Tumor cells are already under oxidative stress because of their abnormal metabolism. When they are treated with these compounds, known as 11beta compounds, the additional disruption helps to kill the cells. In a study published in 2011, Fedeles reported that treatment with 11beta compounds significantly suppressed the growth of prostate tumors implanted in mice.
A conversation with his brother, Sorin Fedeles, who studies polycystic kidney disease, led the pair to theorize that these compounds might also be good candidates for treating kidney cysts. At the time, research in ADPKD was beginning to suggest that kidney cyst cells also experience oxidative stress, due to an abnormal metabolism that resembles that of cancer cells.
“We were talking about a mechanism of what would be a good drug for polycystic kidney disease, and we had this intuition that the compounds that I was working with might actually have an impact in ADPKD,” Bogdan Fedeles says.
The 11beta compounds work by disrupting the mitochondria’s ability to generate ATP (the molecules that cells use to store energy), as well as a cofactor known as NADPH, which can act as an antioxidant to help cells neutralize damaging free radicals. Tumor cells and kidney cyst cells tend to produce increased levels of free radicals because of the oxidative stress they’re under. When these cells are treated with 11beta compounds, the extra oxidative stress, including the further depletion of NADPH, pushes the cells over the edge.
“A little bit of oxidative stress is OK, but the cystic cells have a low threshold for tolerating it. Whereas normal cells survive treatment, the cystic cells will die because they exceed the threshold,” Essigmann says.
Using two different mouse models of ADPKD, the researchers showed that 11beta-dichloro could significantly reduce the size of kidney cysts and improve kidney function.
The researchers also synthesized a “defanged” version of the compound called 11beta-dipropyl, which does not include any direct DNA-damaging ability and could potentially be safer for use in humans.
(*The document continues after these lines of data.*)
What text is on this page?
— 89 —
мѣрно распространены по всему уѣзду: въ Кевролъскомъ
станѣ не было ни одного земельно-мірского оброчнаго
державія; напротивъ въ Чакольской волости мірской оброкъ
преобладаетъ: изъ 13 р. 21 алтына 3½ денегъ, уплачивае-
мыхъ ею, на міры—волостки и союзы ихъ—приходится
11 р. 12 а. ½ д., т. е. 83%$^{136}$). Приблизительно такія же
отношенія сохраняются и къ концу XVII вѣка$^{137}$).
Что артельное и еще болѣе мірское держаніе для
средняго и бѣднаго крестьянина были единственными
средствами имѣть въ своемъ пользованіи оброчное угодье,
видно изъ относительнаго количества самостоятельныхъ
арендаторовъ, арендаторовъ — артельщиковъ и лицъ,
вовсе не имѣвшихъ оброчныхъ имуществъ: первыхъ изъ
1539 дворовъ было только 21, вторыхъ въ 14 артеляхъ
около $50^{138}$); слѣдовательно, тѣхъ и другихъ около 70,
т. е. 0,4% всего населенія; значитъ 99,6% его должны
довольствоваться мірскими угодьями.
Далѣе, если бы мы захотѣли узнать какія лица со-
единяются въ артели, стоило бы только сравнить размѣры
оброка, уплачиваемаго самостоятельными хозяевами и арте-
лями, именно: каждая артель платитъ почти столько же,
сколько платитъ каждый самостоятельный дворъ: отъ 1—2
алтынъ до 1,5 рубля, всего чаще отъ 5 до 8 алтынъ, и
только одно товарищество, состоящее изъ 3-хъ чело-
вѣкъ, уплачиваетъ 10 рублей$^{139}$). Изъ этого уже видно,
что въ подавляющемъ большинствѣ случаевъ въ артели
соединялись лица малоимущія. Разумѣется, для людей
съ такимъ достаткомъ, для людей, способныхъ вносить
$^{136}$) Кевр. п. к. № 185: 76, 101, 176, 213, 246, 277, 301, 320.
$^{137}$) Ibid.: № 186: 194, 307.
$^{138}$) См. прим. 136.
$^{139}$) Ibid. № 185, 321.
They tested this compound in the early-onset model of PKD and found that it was as effective as 11beta-dichloro.
In all of the experiments, healthy kidney cells did not appear to be affected by the treatment. That’s because healthy cells are able to withstand a small increase in oxidative stress, unlike the diseased cells, which are highly susceptible to any new disturbances, the researchers say. In addition to restoring kidney function, the treatment also ameliorated other clinical features of ADPKD; biomarkers for tissue inflammation and fibrosis were decreased in the treated mice compared to the control animals.
The results also suggest that in patients, treatment with 11beta compounds once every few months, or even once a year, could significantly delay disease progression, and thus avoid the need for continuous, burdensome antiproliferative therapies such as tolvaptan.
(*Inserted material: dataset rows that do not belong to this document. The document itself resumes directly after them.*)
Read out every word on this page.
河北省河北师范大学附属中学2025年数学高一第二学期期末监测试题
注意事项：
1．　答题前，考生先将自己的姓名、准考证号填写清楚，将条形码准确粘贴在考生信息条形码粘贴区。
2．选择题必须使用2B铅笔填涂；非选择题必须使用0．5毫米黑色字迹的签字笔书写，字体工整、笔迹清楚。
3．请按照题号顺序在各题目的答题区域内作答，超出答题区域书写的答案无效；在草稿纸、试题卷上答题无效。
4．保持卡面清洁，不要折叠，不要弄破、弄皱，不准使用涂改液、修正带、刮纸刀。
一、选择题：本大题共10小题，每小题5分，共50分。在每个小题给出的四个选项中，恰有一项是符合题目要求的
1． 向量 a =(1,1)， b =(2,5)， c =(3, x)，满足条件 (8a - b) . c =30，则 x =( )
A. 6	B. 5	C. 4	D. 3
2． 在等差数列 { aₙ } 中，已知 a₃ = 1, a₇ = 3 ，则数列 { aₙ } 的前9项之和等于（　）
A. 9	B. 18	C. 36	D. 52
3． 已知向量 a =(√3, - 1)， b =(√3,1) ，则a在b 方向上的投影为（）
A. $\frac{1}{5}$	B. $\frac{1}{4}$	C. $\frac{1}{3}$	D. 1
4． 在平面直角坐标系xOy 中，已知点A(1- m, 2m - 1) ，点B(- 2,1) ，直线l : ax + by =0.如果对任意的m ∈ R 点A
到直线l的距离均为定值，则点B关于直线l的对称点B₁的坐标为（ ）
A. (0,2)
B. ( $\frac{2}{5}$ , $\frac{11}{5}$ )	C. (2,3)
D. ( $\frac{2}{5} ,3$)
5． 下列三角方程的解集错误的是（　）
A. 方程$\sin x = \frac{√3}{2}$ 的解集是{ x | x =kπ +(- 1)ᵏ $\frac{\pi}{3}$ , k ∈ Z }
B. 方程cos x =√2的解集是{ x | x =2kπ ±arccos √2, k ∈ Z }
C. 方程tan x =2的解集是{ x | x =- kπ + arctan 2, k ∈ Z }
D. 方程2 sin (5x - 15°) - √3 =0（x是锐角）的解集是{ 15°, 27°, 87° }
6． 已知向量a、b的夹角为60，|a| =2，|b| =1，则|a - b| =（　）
“Based on what we know about the cyst growth paradigm, you could in theory treat patients in a pulsatile manner — once a year, or perhaps even less often — and have a meaningful impact on total kidney volume and kidney function,” Sorin Fedeles says.
The researchers now hope to run further tests on 11beta-dipropyl, as well as develop ways to produce it on a larger scale. They also plan to explore related compounds that could be good drug candidates for PKD.
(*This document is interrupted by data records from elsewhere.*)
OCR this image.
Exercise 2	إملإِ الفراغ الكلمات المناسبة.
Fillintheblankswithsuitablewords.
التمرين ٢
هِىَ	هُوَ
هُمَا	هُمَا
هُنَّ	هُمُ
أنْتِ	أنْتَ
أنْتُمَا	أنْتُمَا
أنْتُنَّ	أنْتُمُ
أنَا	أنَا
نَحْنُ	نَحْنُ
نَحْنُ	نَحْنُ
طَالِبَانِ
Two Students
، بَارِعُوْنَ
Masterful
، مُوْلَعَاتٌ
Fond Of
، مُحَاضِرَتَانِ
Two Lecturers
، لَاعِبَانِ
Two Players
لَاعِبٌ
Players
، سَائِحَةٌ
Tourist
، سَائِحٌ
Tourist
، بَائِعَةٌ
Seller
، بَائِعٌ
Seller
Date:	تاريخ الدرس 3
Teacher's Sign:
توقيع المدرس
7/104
Other MIT authors who contributed to this work include Research Scientist Nina Gubina, former postdoc Sakunchai Khumsubdee, former postdoc Denise Andrade, and former undergraduates Sally S. Liu ’20 and co-op student Jake Campolo. The research was funded by the PKD Foundation, the U.S. Department of Defense, the National Institutes of Health, and the National Institute of Environmental Health Sciences through the Center for Environmental Health Sciences at MIT.